One aspect of NETT provides a read team threat to a system to make sure that that system is as secure as possible, he says.
“Traditionally, what a red team will do, they will have some subject matter experts that collect open source either through individual pieces of software that they downloaded from the Internet or use tools like BackTrack 2, which is a bootable CD that has a lot of threats already integrated into it, or they buy a commercial product,” Callahan says. “But one of the problems with commercial tools, [what they tend to do] is abstract the threat to the point that the operator doesn’t have that really fine control over how they are using the tool.”
For example, one tool widely used for scanning is called Nmap (Network Mapper). “It can be used in a way that would set off alarms in a control center that is trying to monitor a network or it can be used very stealthily. It all has to do with what options the operator chooses whey they run Nmap,” Callahan says. “So it can be the bull in the china shop or it can be very, very stealthy.”
GD has integrated Nmap into NETT and provides a user interface to control it and capture data behind the scenes, he says. “But we exposed the operator to all those command line options that they normally would have,” he adds.
Integrating Nmap into NETT makes it easier for an operator who now no longer needs to know how to install Nmap to run it, Callahan says.
Another feature of NETT is data capture capability.
The typical red team would perform these operations trying to break into a network or a computer or whatever their mission is. But the data that comes back from the use of these tools is usually returned on an ASCII console window.
“You can imagine it is difficult for them to capture all the data that comes back,” Callahan says. “Its pages and pages of information about IP addresses and port numbers and operating systems, and other pieces of information.”
Commercial companies that provide hacker classes tell students to cut and past the ASCII text into a text editor, he says.
“So as you are doing the testing you are also cutting and pasting,” Callahan says. “Later, you can imagine after cutting and pasting, trying to sort out all of this information is tricky. If they collected all the data, getting them to explain it to somebody who can write a report for an executive, or a summary report for a general, is difficult, and it’s not unheard of that two days of testing will take two weeks to write a report. The real power of using a tool like NETT is not only the visualization aspects of it but all the data capture that would have been dumped to the screen is being parsed for tem and inserted into a sequel data base behind the scenes.”

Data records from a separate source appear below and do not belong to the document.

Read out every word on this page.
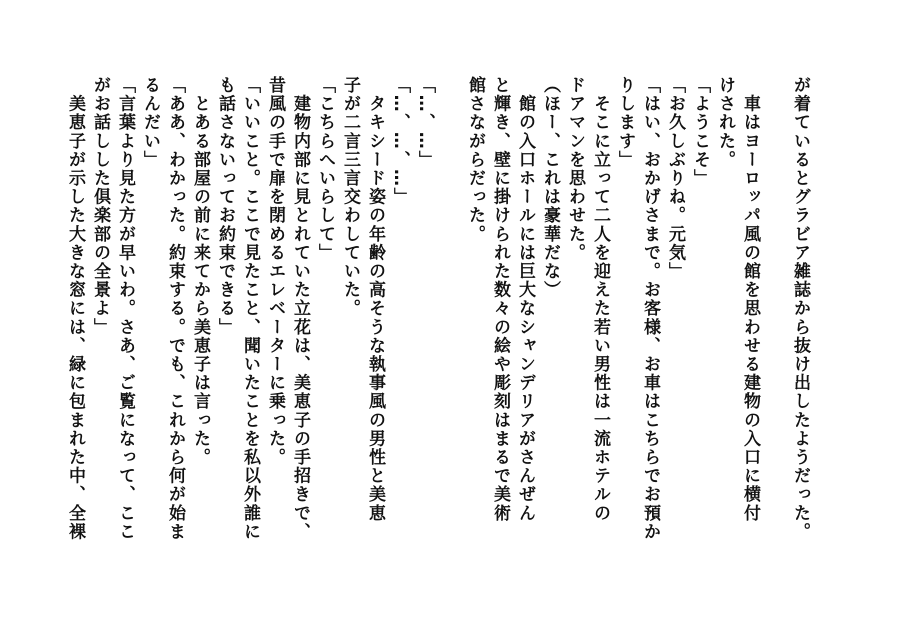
が着ているとグラビア雑誌から抜け出したようだった。
　車はヨーロッパ風の館を思わせる建物の入口に横付
けされた。
「ようこそ」
「お久しぶりね。元気」
「はい、おかげさまで。お客様、お車はこちらでお預か
りします」
　そこに立って二人を迎えた若い男性は一流ホテルの
ドアマンを思わせた。
（ほー、これは豪華だな）
　館の入口ホールには巨大なシャンデリアがさんぜん
と輝き、壁に掛けられた数々の絵や彫刻はまるで美術
館さながらだった。
「…、…」
「…、…、…」
　タキシード姿の年齢の高そうな執事風の男性と美恵
子が二言三言交わしていた。
「こちらへいらして」
　建物内部に見とれていた立花は、美恵子の手招きで、
昔風の手で扉を閉めるエレベーターに乗った。
「いいこと。ここで見たこと、聞いたことを私以外誰に
も話さないってお約束できる」
　とある部屋の前に来てから美恵子は言った。
「ああ、わかった。約束する。でも、これから何が始ま
るんだい」
「言葉より見た方が早いわ。さあ、ご覧になって、ここ
がお話しした倶楽部の全景よ」
　美恵子が示した大きな窓には、緑に包まれた中、全裸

So writing the report becomes easy, Callahan says. “That’s part of the penetration test realm that has really been ignored–the data report after the fact–and the ability to advertise that you could repeat that test six months later after the system has had a chance to be updated,” he says.
NETT was originally sought by the Army’s Threat Systems Management Office, an organization within the Project Manger Instrumentation Targets and Threat Simulators.